Comicality in Long Live the Mistress and the Making of a Chinese Comedy of Manners
Author : Lin Pei-yin
Keywords : comicality, Long Live the Mistress, comedy of manners, Zhang Ailing, Hollywood screwball comedies
This paper examines Wenhua Studio’s 1947 film Long Live the Mistress, an exemplary collaboration between Sang Hu and Zhang Ailing, from the perspective of comedy of manners. More specifically, it explores how the scriptwriter Zhang Ailing has modified the Western model of comedy of manners in consideration of the film’s targeted Chinese audiences. The analysis is divided into three parts. The first part discusses both Sang Hu’s and Zhang Ailing’s emphasis on comedy, analyzing in detail how the former’s use of close-ups, mise-en-scène, and non-diegetic sound as well as the latter’s application of techniques such as conflicts, coincidences, suspense, contrasts, contradictions, and twists in the storyline, have contributed to the film’s comicality. The second part delves into some of Zhang Ailing’s essays. It points out that both convincing characterization and attention to Chinese context, in Zhang’s view, are key elements for great Chinese films. It also explains how Zhang’s characterization in Long Live the Mistress can be see as a parody of the May Fourth radicalism and traditional “talent and beauty” romance. The third part compares the comicality of Long Live the Mistress with the Hollywood screwball comedies, analyzing the film’s various characteristics that make it a good example of Chinese comedy of manners. It concludes that Zhang’s characterization in Long Live the Mistress echoes with her fictional writing, as socialhistorical problems are omitted and individual experience highlighted. It, too, posits that comedy provides Zhang a form through which individual sorrows can be effectively articulated. It is within Zhang’s desolate aesthetics and urban middle-class viewpoint that the comic vision of Long Live the Mistress should be understood. This understanding revises previous scholarship hailing the female protagonist Chen Sizhen as a triumphant embodiment of women’s power.

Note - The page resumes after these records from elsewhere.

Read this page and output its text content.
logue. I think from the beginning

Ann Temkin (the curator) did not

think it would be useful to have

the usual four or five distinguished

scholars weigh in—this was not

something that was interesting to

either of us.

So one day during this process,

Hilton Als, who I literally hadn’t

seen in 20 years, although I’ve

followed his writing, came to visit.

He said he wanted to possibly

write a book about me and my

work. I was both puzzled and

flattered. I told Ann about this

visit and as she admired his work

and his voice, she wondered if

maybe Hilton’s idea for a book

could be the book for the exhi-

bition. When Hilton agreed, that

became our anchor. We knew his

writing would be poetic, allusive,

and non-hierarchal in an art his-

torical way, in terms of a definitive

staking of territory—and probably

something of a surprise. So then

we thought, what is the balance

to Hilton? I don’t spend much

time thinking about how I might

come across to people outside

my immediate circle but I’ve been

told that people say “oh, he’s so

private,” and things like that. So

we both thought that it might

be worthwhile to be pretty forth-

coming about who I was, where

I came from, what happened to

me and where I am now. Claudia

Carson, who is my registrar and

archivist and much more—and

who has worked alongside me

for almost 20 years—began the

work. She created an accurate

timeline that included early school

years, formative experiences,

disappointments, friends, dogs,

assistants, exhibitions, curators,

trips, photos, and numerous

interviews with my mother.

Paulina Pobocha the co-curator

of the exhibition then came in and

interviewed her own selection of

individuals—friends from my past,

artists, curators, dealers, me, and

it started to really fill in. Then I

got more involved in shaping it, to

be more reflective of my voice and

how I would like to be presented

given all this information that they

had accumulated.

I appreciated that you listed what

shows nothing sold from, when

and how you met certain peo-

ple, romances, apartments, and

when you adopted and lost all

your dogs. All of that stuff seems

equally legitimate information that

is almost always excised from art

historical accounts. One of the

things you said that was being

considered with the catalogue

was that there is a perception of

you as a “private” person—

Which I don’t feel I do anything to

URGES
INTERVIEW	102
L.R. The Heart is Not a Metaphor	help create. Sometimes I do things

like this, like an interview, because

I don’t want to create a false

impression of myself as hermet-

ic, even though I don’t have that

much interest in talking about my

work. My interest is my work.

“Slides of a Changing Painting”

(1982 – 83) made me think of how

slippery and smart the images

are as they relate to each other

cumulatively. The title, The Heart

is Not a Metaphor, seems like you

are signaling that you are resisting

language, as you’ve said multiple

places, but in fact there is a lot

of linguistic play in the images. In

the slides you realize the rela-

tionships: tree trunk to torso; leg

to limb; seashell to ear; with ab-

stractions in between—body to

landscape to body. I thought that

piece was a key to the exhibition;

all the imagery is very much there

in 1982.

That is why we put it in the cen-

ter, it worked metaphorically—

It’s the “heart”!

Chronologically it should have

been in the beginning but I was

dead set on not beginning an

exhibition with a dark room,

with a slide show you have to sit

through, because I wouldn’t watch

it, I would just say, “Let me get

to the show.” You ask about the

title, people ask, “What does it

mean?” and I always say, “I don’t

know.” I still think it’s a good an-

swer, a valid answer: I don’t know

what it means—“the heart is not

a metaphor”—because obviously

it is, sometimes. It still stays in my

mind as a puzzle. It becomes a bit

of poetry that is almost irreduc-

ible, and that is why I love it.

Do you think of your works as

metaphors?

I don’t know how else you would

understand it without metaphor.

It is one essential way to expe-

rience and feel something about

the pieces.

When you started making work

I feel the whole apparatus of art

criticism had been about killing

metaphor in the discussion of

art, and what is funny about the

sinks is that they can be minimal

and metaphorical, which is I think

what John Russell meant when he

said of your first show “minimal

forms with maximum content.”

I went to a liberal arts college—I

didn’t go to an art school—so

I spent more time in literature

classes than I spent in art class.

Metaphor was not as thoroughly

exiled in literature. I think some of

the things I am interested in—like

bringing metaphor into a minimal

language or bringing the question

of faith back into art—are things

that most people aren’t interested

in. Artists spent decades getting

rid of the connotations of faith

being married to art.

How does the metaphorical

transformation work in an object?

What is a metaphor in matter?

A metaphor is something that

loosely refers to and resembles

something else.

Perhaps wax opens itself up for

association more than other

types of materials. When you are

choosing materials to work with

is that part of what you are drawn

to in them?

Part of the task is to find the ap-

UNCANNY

“This Was My Country–How Could It Not Be?”: On the Significance of Travel in M. G. Vassanji’s The In-Between World of Vikram Lall
Author : Shizen Ozawa
Keywords : The In-Between World of Vikram Lall, M. G. Vassanji, Asian Africans, nationalism, travel
M. G. Vassanji’s The In-between World of Vikram Lall describes how the life of the eponymous protagonist, a third-generation Asian African, is affected by Kenya’s independence struggle and its post-colonial aftermath. This essay analyses how this novel uses the motif of travel in order to explore the possibilities and difficulties for Asian Africans to make East Africa their true home. It is often through travel that the protagonist re-examines some facets of his “Kenyan” identity. This essay first explains how the novel reflects the historical particularities of Asian Africans in colonial East Africa, and how those particularities affect the protagonist’s early life and his sense of belonging. It then discusses the significance of the trip his family takes when he is an eight-year-old boy, analysing how this journey allows him to bracket the instability of his identity and deepen his sense of geo-cultural belonging. Next, the journeys the adult protagonist undertakes in post-independent Kenya are examined. These trips function as occasions to reaffirm his sense of belonging to the country in spite of the deepening political corruption and his own involvement in it. Lastly, the essay explores the importance of Canada, where he hides himself after fleeing Kenya and writes the autobiography that constitutes most of the novel. The geo-cultural distance between Canada and Africa forces the protagonist to question his relationship with Kenya and ultimately makes him decide to go back to the country.